İstinaf Mahkemesi Oy Çokluğuyla Kararını Verdi
Narin Güran cinayeti, sadece Diyarbakır’da değil tüm Türkiye’de derin bir yankı uyandırmıştı. Yerel mahkeme, davada Narin’in annesi, amcası ve kardeşini ağırlaştırılmış müebbet hapis cezasına çarptırmış, aile içi vahşetin boyutunu gözler önüne sermişti. Bu karara yapılan itiraz üzerine dosya istinaf mahkemesine taşındı. Ancak beklenen olmadı, istinaf mahkemesi de aynı doğrultuda hareket ederek cezaların onanmasına karar verdi.
Baronun İtirazı Reddedildi
Dosyaya müdahil olan Diyarbakır Barosu, sanıkların aldığı cezaların artırılması ve dosyanın daha kapsamlı incelenmesi için istinaf başvurusunda bulunmuştu. Ancak mahkeme, baronun karara karşı hak ve yetkisi bulunmadığı gerekçesiyle başvuruyu reddetti. Bu kararla birlikte adli süreç tamamen sanıkların aleyhine sonuçlanmış oldu.
Sanıklara Ağır Cezalar Verildi
Verilen kararlara göre, Narin Güran’ın annesi, amcası ve kardeşi ağırlaştırılmış müebbet cezasına çarptırıldı. Öte yandan olayla bağlantısı bulunan Nevzat Bahtiytar’a ise 4 yıl 6 ay hapis cezası verildi. Bu sonuç, kamu vicdanında bir nebze de olsa karşılık buldu.
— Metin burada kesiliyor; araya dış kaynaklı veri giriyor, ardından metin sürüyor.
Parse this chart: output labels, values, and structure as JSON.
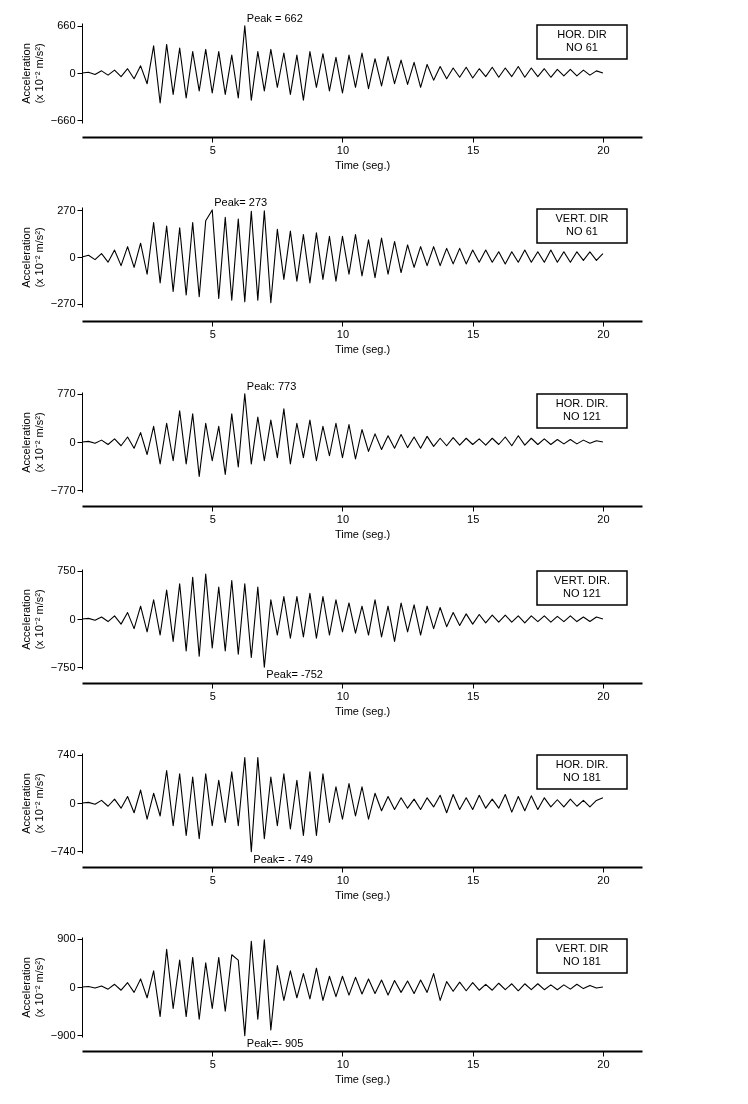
{
  "chart_data": [
    {
      "type": "line",
      "ylabel": "Acceleration\n(x 10⁻² m/s²)",
      "xlabel": "Time (seg.)",
      "color": "#000000",
      "xlim": [
        0,
        21.5
      ],
      "xticks": [
        5,
        10,
        15,
        20
      ],
      "ylim": [
        -700,
        700
      ],
      "yticks": [
        -660,
        0,
        660
      ],
      "x": [
        0,
        0.25,
        0.5,
        0.75,
        1,
        1.25,
        1.5,
        1.75,
        2,
        2.25,
        2.5,
        2.75,
        3,
        3.25,
        3.5,
        3.75,
        4,
        4.25,
        4.5,
        4.75,
        5,
        5.25,
        5.5,
        5.75,
        6,
        6.25,
        6.5,
        6.75,
        7,
        7.25,
        7.5,
        7.75,
        8,
        8.25,
        8.5,
        8.75,
        9,
        9.25,
        9.5,
        9.75,
        10,
        10.25,
        10.5,
        10.75,
        11,
        11.25,
        11.5,
        11.75,
        12,
        12.25,
        12.5,
        12.75,
        13,
        13.25,
        13.5,
        13.75,
        14,
        14.25,
        14.5,
        14.75,
        15,
        15.25,
        15.5,
        15.75,
        16,
        16.25,
        16.5,
        16.75,
        17,
        17.25,
        17.5,
        17.75,
        18,
        18.25,
        18.5,
        18.75,
        19,
        19.25,
        19.5,
        19.75,
        20
      ],
      "values": [
        0,
        10,
        -20,
        30,
        -30,
        40,
        -50,
        60,
        -80,
        100,
        -150,
        380,
        -420,
        400,
        -300,
        350,
        -350,
        300,
        -250,
        330,
        -280,
        300,
        -300,
        250,
        -350,
        662,
        -380,
        300,
        -250,
        330,
        -200,
        280,
        -300,
        250,
        -380,
        300,
        -200,
        270,
        -250,
        220,
        -280,
        250,
        -200,
        280,
        -220,
        200,
        -180,
        230,
        -150,
        180,
        -160,
        150,
        -200,
        120,
        -100,
        90,
        -80,
        70,
        -60,
        80,
        -70,
        60,
        -50,
        80,
        -60,
        70,
        -50,
        90,
        -60,
        70,
        -50,
        60,
        -60,
        50,
        -40,
        50,
        -40,
        40,
        -30,
        30,
        0
      ],
      "annotations": [
        {
          "text": "Peak = 662",
          "x": 6.25,
          "y": 662
        },
        "HOR. DIR\nNO 61"
      ]
    },
    {
      "type": "line",
      "ylabel": "Acceleration\n(x 10⁻² m/s²)",
      "xlabel": "Time (seg.)",
      "color": "#000000",
      "xlim": [
        0,
        21.5
      ],
      "xticks": [
        5,
        10,
        15,
        20
      ],
      "ylim": [
        -290,
        290
      ],
      "yticks": [
        -270,
        0,
        270
      ],
      "x": [
        0,
        0.25,
        0.5,
        0.75,
        1,
        1.25,
        1.5,
        1.75,
        2,
        2.25,
        2.5,
        2.75,
        3,
        3.25,
        3.5,
        3.75,
        4,
        4.25,
        4.5,
        4.75,
        5,
        5.25,
        5.5,
        5.75,
        6,
        6.25,
        6.5,
        6.75,
        7,
        7.25,
        7.5,
        7.75,
        8,
        8.25,
        8.5,
        8.75,
        9,
        9.25,
        9.5,
        9.75,
        10,
        10.25,
        10.5,
        10.75,
        11,
        11.25,
        11.5,
        11.75,
        12,
        12.25,
        12.5,
        12.75,
        13,
        13.25,
        13.5,
        13.75,
        14,
        14.25,
        14.5,
        14.75,
        15,
        15.25,
        15.5,
        15.75,
        16,
        16.25,
        16.5,
        16.75,
        17,
        17.25,
        17.5,
        17.75,
        18,
        18.25,
        18.5,
        18.75,
        19,
        19.25,
        19.5,
        19.75,
        20
      ],
      "values": [
        0,
        10,
        -15,
        20,
        -30,
        40,
        -50,
        60,
        -60,
        80,
        -100,
        200,
        -150,
        180,
        -200,
        170,
        -220,
        200,
        -230,
        210,
        273,
        -240,
        230,
        -250,
        220,
        -260,
        265,
        -250,
        268,
        -265,
        160,
        -130,
        150,
        -140,
        130,
        -150,
        140,
        -130,
        120,
        -140,
        120,
        -100,
        130,
        -110,
        100,
        -120,
        110,
        -100,
        90,
        -90,
        70,
        -60,
        60,
        -50,
        60,
        -50,
        50,
        -40,
        50,
        -40,
        40,
        -30,
        40,
        -30,
        30,
        -40,
        30,
        -30,
        40,
        -30,
        30,
        -30,
        40,
        -30,
        30,
        -30,
        30,
        -20,
        30,
        -20,
        20
      ],
      "annotations": [
        {
          "text": "Peak= 273",
          "x": 5,
          "y": 273
        },
        "VERT. DIR\nNO 61"
      ]
    },
    {
      "type": "line",
      "ylabel": "Acceleration\n(x 10⁻² m/s²)",
      "xlabel": "Time (seg.)",
      "color": "#000000",
      "xlim": [
        0,
        21.5
      ],
      "xticks": [
        5,
        10,
        15,
        20
      ],
      "ylim": [
        -800,
        800
      ],
      "yticks": [
        -770,
        0,
        770
      ],
      "x": [
        0,
        0.25,
        0.5,
        0.75,
        1,
        1.25,
        1.5,
        1.75,
        2,
        2.25,
        2.5,
        2.75,
        3,
        3.25,
        3.5,
        3.75,
        4,
        4.25,
        4.5,
        4.75,
        5,
        5.25,
        5.5,
        5.75,
        6,
        6.25,
        6.5,
        6.75,
        7,
        7.25,
        7.5,
        7.75,
        8,
        8.25,
        8.5,
        8.75,
        9,
        9.25,
        9.5,
        9.75,
        10,
        10.25,
        10.5,
        10.75,
        11,
        11.25,
        11.5,
        11.75,
        12,
        12.25,
        12.5,
        12.75,
        13,
        13.25,
        13.5,
        13.75,
        14,
        14.25,
        14.5,
        14.75,
        15,
        15.25,
        15.5,
        15.75,
        16,
        16.25,
        16.5,
        16.75,
        17,
        17.25,
        17.5,
        17.75,
        18,
        18.25,
        18.5,
        18.75,
        19,
        19.25,
        19.5,
        19.75,
        20
      ],
      "values": [
        0,
        10,
        -20,
        30,
        -40,
        50,
        -60,
        80,
        -100,
        150,
        -200,
        250,
        -350,
        300,
        -300,
        500,
        -350,
        450,
        -550,
        300,
        -300,
        250,
        -520,
        450,
        -400,
        773,
        -350,
        400,
        -300,
        350,
        -250,
        530,
        -350,
        300,
        -250,
        350,
        -300,
        250,
        -220,
        300,
        -250,
        280,
        -270,
        200,
        -150,
        130,
        -120,
        100,
        -100,
        120,
        -90,
        80,
        -100,
        90,
        -70,
        60,
        -60,
        70,
        -50,
        60,
        -40,
        50,
        -50,
        60,
        -40,
        80,
        -60,
        100,
        -50,
        60,
        -40,
        50,
        -40,
        40,
        -30,
        40,
        -30,
        30,
        -20,
        20,
        0
      ],
      "annotations": [
        {
          "text": "Peak: 773",
          "x": 6.25,
          "y": 773
        },
        "HOR. DIR.\nNO 121"
      ]
    },
    {
      "type": "line",
      "ylabel": "Acceleration\n(x 10⁻² m/s²)",
      "xlabel": "Time (seg.)",
      "color": "#000000",
      "xlim": [
        0,
        21.5
      ],
      "xticks": [
        5,
        10,
        15,
        20
      ],
      "ylim": [
        -780,
        780
      ],
      "yticks": [
        -750,
        0,
        750
      ],
      "x": [
        0,
        0.25,
        0.5,
        0.75,
        1,
        1.25,
        1.5,
        1.75,
        2,
        2.25,
        2.5,
        2.75,
        3,
        3.25,
        3.5,
        3.75,
        4,
        4.25,
        4.5,
        4.75,
        5,
        5.25,
        5.5,
        5.75,
        6,
        6.25,
        6.5,
        6.75,
        7,
        7.25,
        7.5,
        7.75,
        8,
        8.25,
        8.5,
        8.75,
        9,
        9.25,
        9.5,
        9.75,
        10,
        10.25,
        10.5,
        10.75,
        11,
        11.25,
        11.5,
        11.75,
        12,
        12.25,
        12.5,
        12.75,
        13,
        13.25,
        13.5,
        13.75,
        14,
        14.25,
        14.5,
        14.75,
        15,
        15.25,
        15.5,
        15.75,
        16,
        16.25,
        16.5,
        16.75,
        17,
        17.25,
        17.5,
        17.75,
        18,
        18.25,
        18.5,
        18.75,
        19,
        19.25,
        19.5,
        19.75,
        20
      ],
      "values": [
        0,
        10,
        -20,
        30,
        -40,
        50,
        -80,
        100,
        -150,
        200,
        -200,
        300,
        -250,
        450,
        -350,
        550,
        -500,
        650,
        -580,
        700,
        -450,
        500,
        -500,
        600,
        -550,
        550,
        -600,
        500,
        -752,
        300,
        -250,
        350,
        -300,
        350,
        -280,
        400,
        -300,
        350,
        -250,
        300,
        -200,
        250,
        -220,
        200,
        -250,
        300,
        -280,
        200,
        -350,
        250,
        -200,
        220,
        -250,
        200,
        -150,
        180,
        -120,
        100,
        -100,
        80,
        -80,
        70,
        -60,
        60,
        -50,
        60,
        -50,
        50,
        -60,
        50,
        -40,
        50,
        -50,
        40,
        -40,
        50,
        -40,
        30,
        -40,
        30,
        0
      ],
      "annotations": [
        {
          "text": "Peak= -752",
          "x": 7,
          "y": -752
        },
        "VERT. DIR.\nNO 121"
      ]
    },
    {
      "type": "line",
      "ylabel": "Acceleration\n(x 10⁻² m/s²)",
      "xlabel": "Time (seg.)",
      "color": "#000000",
      "xlim": [
        0,
        21.5
      ],
      "xticks": [
        5,
        10,
        15,
        20
      ],
      "ylim": [
        -770,
        770
      ],
      "yticks": [
        -740,
        0,
        740
      ],
      "x": [
        0,
        0.25,
        0.5,
        0.75,
        1,
        1.25,
        1.5,
        1.75,
        2,
        2.25,
        2.5,
        2.75,
        3,
        3.25,
        3.5,
        3.75,
        4,
        4.25,
        4.5,
        4.75,
        5,
        5.25,
        5.5,
        5.75,
        6,
        6.25,
        6.5,
        6.75,
        7,
        7.25,
        7.5,
        7.75,
        8,
        8.25,
        8.5,
        8.75,
        9,
        9.25,
        9.5,
        9.75,
        10,
        10.25,
        10.5,
        10.75,
        11,
        11.25,
        11.5,
        11.75,
        12,
        12.25,
        12.5,
        12.75,
        13,
        13.25,
        13.5,
        13.75,
        14,
        14.25,
        14.5,
        14.75,
        15,
        15.25,
        15.5,
        15.75,
        16,
        16.25,
        16.5,
        16.75,
        17,
        17.25,
        17.5,
        17.75,
        18,
        18.25,
        18.5,
        18.75,
        19,
        19.25,
        19.5,
        19.75,
        20
      ],
      "values": [
        0,
        10,
        -20,
        40,
        -50,
        60,
        -80,
        100,
        -150,
        200,
        -250,
        150,
        -200,
        500,
        -350,
        450,
        -500,
        400,
        -550,
        450,
        -350,
        350,
        -300,
        480,
        -350,
        700,
        -749,
        700,
        -550,
        400,
        -350,
        450,
        -400,
        350,
        -500,
        480,
        -500,
        450,
        -300,
        250,
        -250,
        300,
        -200,
        250,
        -250,
        150,
        -120,
        100,
        -100,
        80,
        -80,
        60,
        -100,
        80,
        -60,
        120,
        -150,
        130,
        -100,
        80,
        -100,
        120,
        -80,
        60,
        -80,
        130,
        -140,
        100,
        -120,
        110,
        -100,
        80,
        -60,
        50,
        -60,
        60,
        -50,
        40,
        -60,
        40,
        80
      ],
      "annotations": [
        {
          "text": "Peak= - 749",
          "x": 6.5,
          "y": -749
        },
        "HOR. DIR.\nNO 181"
      ]
    },
    {
      "type": "line",
      "ylabel": "Acceleration\n(x 10⁻² m/s²)",
      "xlabel": "Time (seg.)",
      "color": "#000000",
      "xlim": [
        0,
        21.5
      ],
      "xticks": [
        5,
        10,
        15,
        20
      ],
      "ylim": [
        -930,
        930
      ],
      "yticks": [
        -900,
        0,
        900
      ],
      "x": [
        0,
        0.25,
        0.5,
        0.75,
        1,
        1.25,
        1.5,
        1.75,
        2,
        2.25,
        2.5,
        2.75,
        3,
        3.25,
        3.5,
        3.75,
        4,
        4.25,
        4.5,
        4.75,
        5,
        5.25,
        5.5,
        5.75,
        6,
        6.25,
        6.5,
        6.75,
        7,
        7.25,
        7.5,
        7.75,
        8,
        8.25,
        8.5,
        8.75,
        9,
        9.25,
        9.5,
        9.75,
        10,
        10.25,
        10.5,
        10.75,
        11,
        11.25,
        11.5,
        11.75,
        12,
        12.25,
        12.5,
        12.75,
        13,
        13.25,
        13.5,
        13.75,
        14,
        14.25,
        14.5,
        14.75,
        15,
        15.25,
        15.5,
        15.75,
        16,
        16.25,
        16.5,
        16.75,
        17,
        17.25,
        17.5,
        17.75,
        18,
        18.25,
        18.5,
        18.75,
        19,
        19.25,
        19.5,
        19.75,
        20
      ],
      "values": [
        0,
        10,
        -20,
        20,
        -40,
        50,
        -60,
        80,
        -100,
        150,
        -200,
        300,
        -550,
        700,
        -400,
        500,
        -550,
        550,
        -600,
        450,
        -400,
        550,
        -450,
        600,
        500,
        -905,
        850,
        -600,
        880,
        -800,
        400,
        -250,
        300,
        -200,
        250,
        -220,
        350,
        -250,
        200,
        -180,
        200,
        -150,
        180,
        -130,
        150,
        -120,
        130,
        -150,
        120,
        -100,
        110,
        -120,
        130,
        -100,
        250,
        -250,
        100,
        -80,
        90,
        -70,
        80,
        -60,
        50,
        -60,
        70,
        -50,
        60,
        -70,
        60,
        -50,
        60,
        -50,
        40,
        -50,
        40,
        -40,
        50,
        -30,
        30,
        -20,
        0
      ],
      "annotations": [
        {
          "text": "Peak=- 905",
          "x": 6.25,
          "y": -905
        },
        "VERT. DIR\nNO 181"
      ]
    }
  ]
}
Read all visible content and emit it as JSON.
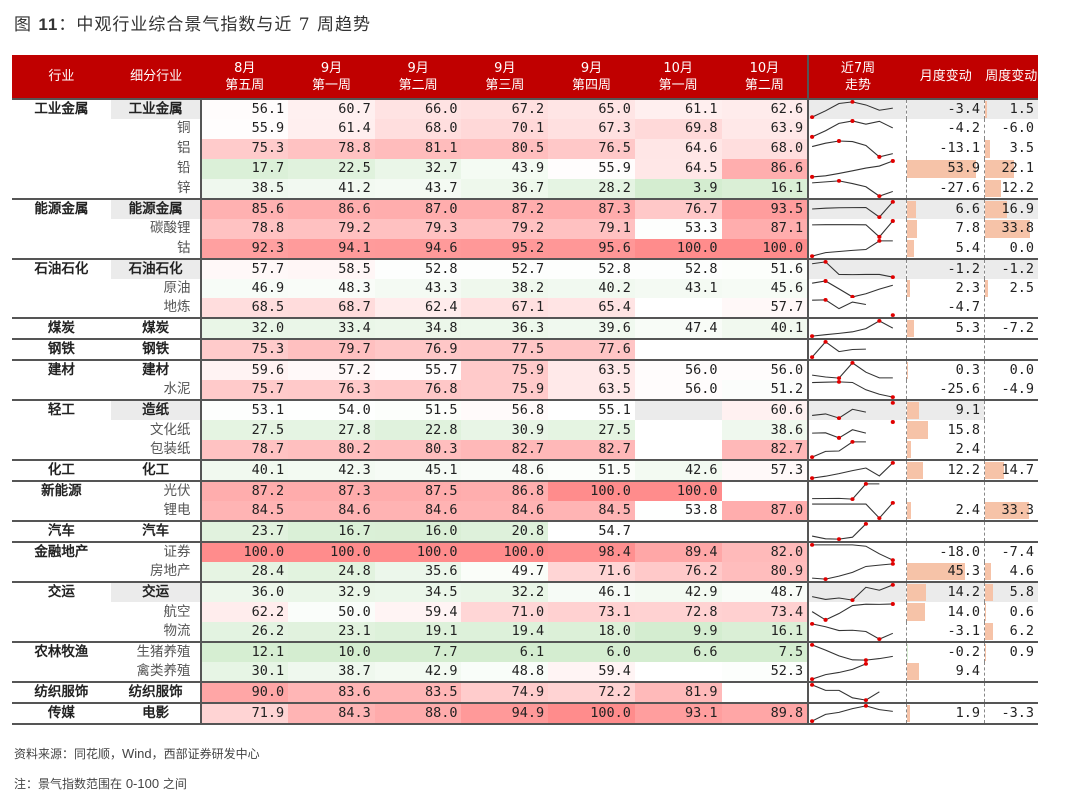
{
  "title": {
    "prefix": "图",
    "number": "11",
    "text": "：中观行业综合景气指数与近 7 周趋势"
  },
  "header": {
    "industry": "行业",
    "sub_industry": "细分行业",
    "weeks": [
      {
        "month": "8月",
        "week": "第五周"
      },
      {
        "month": "9月",
        "week": "第一周"
      },
      {
        "month": "9月",
        "week": "第二周"
      },
      {
        "month": "9月",
        "week": "第三周"
      },
      {
        "month": "9月",
        "week": "第四周"
      },
      {
        "month": "10月",
        "week": "第一周"
      },
      {
        "month": "10月",
        "week": "第二周"
      }
    ],
    "trend_line1": "近7周",
    "trend_line2": "走势",
    "monthly_change": "月度变动",
    "weekly_change": "周度变动"
  },
  "colors": {
    "header_bg": "#C00000",
    "high": "#FF8C8C",
    "low": "#D4EDD0",
    "bar_positive": "#F6C3A8",
    "bar_negative": "#D8EED2",
    "spark_marker": "#E00000"
  },
  "rows": [
    {
      "ind": "工业金属",
      "sub": "工业金属",
      "bold": true,
      "gray": true,
      "group_start": true,
      "values": [
        "56.1",
        "60.7",
        "66.0",
        "67.2",
        "65.0",
        "61.1",
        "62.6"
      ],
      "m": "-3.4",
      "w": "1.5"
    },
    {
      "ind": "",
      "sub": "铜",
      "values": [
        "55.9",
        "61.4",
        "68.0",
        "70.1",
        "67.3",
        "69.8",
        "63.9"
      ],
      "m": "-4.2",
      "w": "-6.0"
    },
    {
      "ind": "",
      "sub": "铝",
      "values": [
        "75.3",
        "78.8",
        "81.1",
        "80.5",
        "76.5",
        "64.6",
        "68.0"
      ],
      "m": "-13.1",
      "w": "3.5"
    },
    {
      "ind": "",
      "sub": "铅",
      "values": [
        "17.7",
        "22.5",
        "32.7",
        "43.9",
        "55.9",
        "64.5",
        "86.6"
      ],
      "m": "53.9",
      "w": "22.1"
    },
    {
      "ind": "",
      "sub": "锌",
      "values": [
        "38.5",
        "41.2",
        "43.7",
        "36.7",
        "28.2",
        "3.9",
        "16.1"
      ],
      "m": "-27.6",
      "w": "12.2"
    },
    {
      "ind": "能源金属",
      "sub": "能源金属",
      "bold": true,
      "gray": true,
      "group_start": true,
      "values": [
        "85.6",
        "86.6",
        "87.0",
        "87.2",
        "87.3",
        "76.7",
        "93.5"
      ],
      "m": "6.6",
      "w": "16.9"
    },
    {
      "ind": "",
      "sub": "碳酸锂",
      "values": [
        "78.8",
        "79.2",
        "79.3",
        "79.2",
        "79.1",
        "53.3",
        "87.1"
      ],
      "m": "7.8",
      "w": "33.8"
    },
    {
      "ind": "",
      "sub": "钴",
      "values": [
        "92.3",
        "94.1",
        "94.6",
        "95.2",
        "95.6",
        "100.0",
        "100.0"
      ],
      "m": "5.4",
      "w": "0.0"
    },
    {
      "ind": "石油石化",
      "sub": "石油石化",
      "bold": true,
      "gray": true,
      "group_start": true,
      "values": [
        "57.7",
        "58.5",
        "52.8",
        "52.7",
        "52.8",
        "52.8",
        "51.6"
      ],
      "m": "-1.2",
      "w": "-1.2"
    },
    {
      "ind": "",
      "sub": "原油",
      "values": [
        "46.9",
        "48.3",
        "43.3",
        "38.2",
        "40.2",
        "43.1",
        "45.6"
      ],
      "m": "2.3",
      "w": "2.5"
    },
    {
      "ind": "",
      "sub": "地炼",
      "values": [
        "68.5",
        "68.7",
        "62.4",
        "67.1",
        "65.4",
        "",
        "57.7"
      ],
      "m": "-4.7",
      "w": ""
    },
    {
      "ind": "煤炭",
      "sub": "煤炭",
      "bold": true,
      "group_start": true,
      "values": [
        "32.0",
        "33.4",
        "34.8",
        "36.3",
        "39.6",
        "47.4",
        "40.1"
      ],
      "m": "5.3",
      "w": "-7.2"
    },
    {
      "ind": "钢铁",
      "sub": "钢铁",
      "bold": true,
      "group_start": true,
      "values": [
        "75.3",
        "79.7",
        "76.9",
        "77.5",
        "77.6",
        "",
        ""
      ],
      "m": "",
      "w": ""
    },
    {
      "ind": "建材",
      "sub": "建材",
      "bold": true,
      "group_start": true,
      "values": [
        "59.6",
        "57.2",
        "55.7",
        "75.9",
        "63.5",
        "56.0",
        "56.0"
      ],
      "m": "0.3",
      "w": "0.0"
    },
    {
      "ind": "",
      "sub": "水泥",
      "values": [
        "75.7",
        "76.3",
        "76.8",
        "75.9",
        "63.5",
        "56.0",
        "51.2"
      ],
      "m": "-25.6",
      "w": "-4.9"
    },
    {
      "ind": "轻工",
      "sub": "造纸",
      "bold": true,
      "gray": true,
      "group_start": true,
      "values": [
        "53.1",
        "54.0",
        "51.5",
        "56.8",
        "55.1",
        "",
        "60.6"
      ],
      "m": "9.1",
      "w": ""
    },
    {
      "ind": "",
      "sub": "文化纸",
      "values": [
        "27.5",
        "27.8",
        "22.8",
        "30.9",
        "27.5",
        "",
        "38.6"
      ],
      "m": "15.8",
      "w": ""
    },
    {
      "ind": "",
      "sub": "包装纸",
      "values": [
        "78.7",
        "80.2",
        "80.3",
        "82.7",
        "82.7",
        "",
        "82.7"
      ],
      "m": "2.4",
      "w": ""
    },
    {
      "ind": "化工",
      "sub": "化工",
      "bold": true,
      "group_start": true,
      "values": [
        "40.1",
        "42.3",
        "45.1",
        "48.6",
        "51.5",
        "42.6",
        "57.3"
      ],
      "m": "12.2",
      "w": "14.7"
    },
    {
      "ind": "新能源",
      "sub": "光伏",
      "group_start": true,
      "values": [
        "87.2",
        "87.3",
        "87.5",
        "86.8",
        "100.0",
        "100.0",
        ""
      ],
      "m": "",
      "w": ""
    },
    {
      "ind": "",
      "sub": "锂电",
      "values": [
        "84.5",
        "84.6",
        "84.6",
        "84.6",
        "84.5",
        "53.8",
        "87.0"
      ],
      "m": "2.4",
      "w": "33.3"
    },
    {
      "ind": "汽车",
      "sub": "汽车",
      "bold": true,
      "group_start": true,
      "values": [
        "23.7",
        "16.7",
        "16.0",
        "20.8",
        "54.7",
        "",
        ""
      ],
      "m": "",
      "w": ""
    },
    {
      "ind": "金融地产",
      "sub": "证券",
      "group_start": true,
      "values": [
        "100.0",
        "100.0",
        "100.0",
        "100.0",
        "98.4",
        "89.4",
        "82.0"
      ],
      "m": "-18.0",
      "w": "-7.4"
    },
    {
      "ind": "",
      "sub": "房地产",
      "values": [
        "28.4",
        "24.8",
        "35.6",
        "49.7",
        "71.6",
        "76.2",
        "80.9"
      ],
      "m": "45.3",
      "w": "4.6"
    },
    {
      "ind": "交运",
      "sub": "交运",
      "bold": true,
      "gray": true,
      "group_start": true,
      "values": [
        "36.0",
        "32.9",
        "34.5",
        "32.2",
        "46.1",
        "42.9",
        "48.7"
      ],
      "m": "14.2",
      "w": "5.8"
    },
    {
      "ind": "",
      "sub": "航空",
      "values": [
        "62.2",
        "50.0",
        "59.4",
        "71.0",
        "73.1",
        "72.8",
        "73.4"
      ],
      "m": "14.0",
      "w": "0.6"
    },
    {
      "ind": "",
      "sub": "物流",
      "values": [
        "26.2",
        "23.1",
        "19.1",
        "19.4",
        "18.0",
        "9.9",
        "16.1"
      ],
      "m": "-3.1",
      "w": "6.2"
    },
    {
      "ind": "农林牧渔",
      "sub": "生猪养殖",
      "group_start": true,
      "values": [
        "12.1",
        "10.0",
        "7.7",
        "6.1",
        "6.0",
        "6.6",
        "7.5"
      ],
      "m": "-0.2",
      "w": "0.9"
    },
    {
      "ind": "",
      "sub": "禽类养殖",
      "values": [
        "30.1",
        "38.7",
        "42.9",
        "48.8",
        "59.4",
        "",
        "52.3"
      ],
      "m": "9.4",
      "w": ""
    },
    {
      "ind": "纺织服饰",
      "sub": "纺织服饰",
      "bold": true,
      "group_start": true,
      "values": [
        "90.0",
        "83.6",
        "83.5",
        "74.9",
        "72.2",
        "81.9",
        ""
      ],
      "m": "",
      "w": ""
    },
    {
      "ind": "传媒",
      "sub": "电影",
      "bold": true,
      "group_start": true,
      "values": [
        "71.9",
        "84.3",
        "88.0",
        "94.9",
        "100.0",
        "93.1",
        "89.8"
      ],
      "m": "1.9",
      "w": "-3.3"
    }
  ],
  "footer": {
    "source_prefix": "资料来源：同花顺，",
    "source_latin": "Wind",
    "source_suffix": "，西部证券研发中心",
    "note_prefix": "注：景气指数范围在 ",
    "note_latin": "0-100",
    "note_suffix": " 之间"
  }
}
Toplumun Vicdanını Sarsan Cinayet Davası Sonuçlandı
Bu dava, hem toplumsal hem hukuki açıdan derin etkiler yarattı. Özellikle bir çocuğun en yakınları tarafından katledilmiş olması, sadece ceza hukuku açısından değil, sosyal yapı ve aile içi dinamikler açısından da büyük yankı uyandırdı. Narin Güran cinayetinde cezalar onandı haberiyle birlikte, toplum adaletin yerini bulduğunu düşünse de, çocuk istismarına ve aile içi şiddete karşı farkındalık çağrıları yeniden yükseldi.
Hukuki Süreçte Son Durum
Verilen kararlarla birlikte tüm sanıkların cezası kesinleşti. Yani bu noktadan sonra yalnızca Yargıtay’a temyiz başvurusu yapılabilecek. Ancak kararın oy çokluğuyla onanmış olması, sürecin büyük ölçüde tamamlandığını ve cezalarda bir değişiklik beklenmediğini ortaya koyuyor.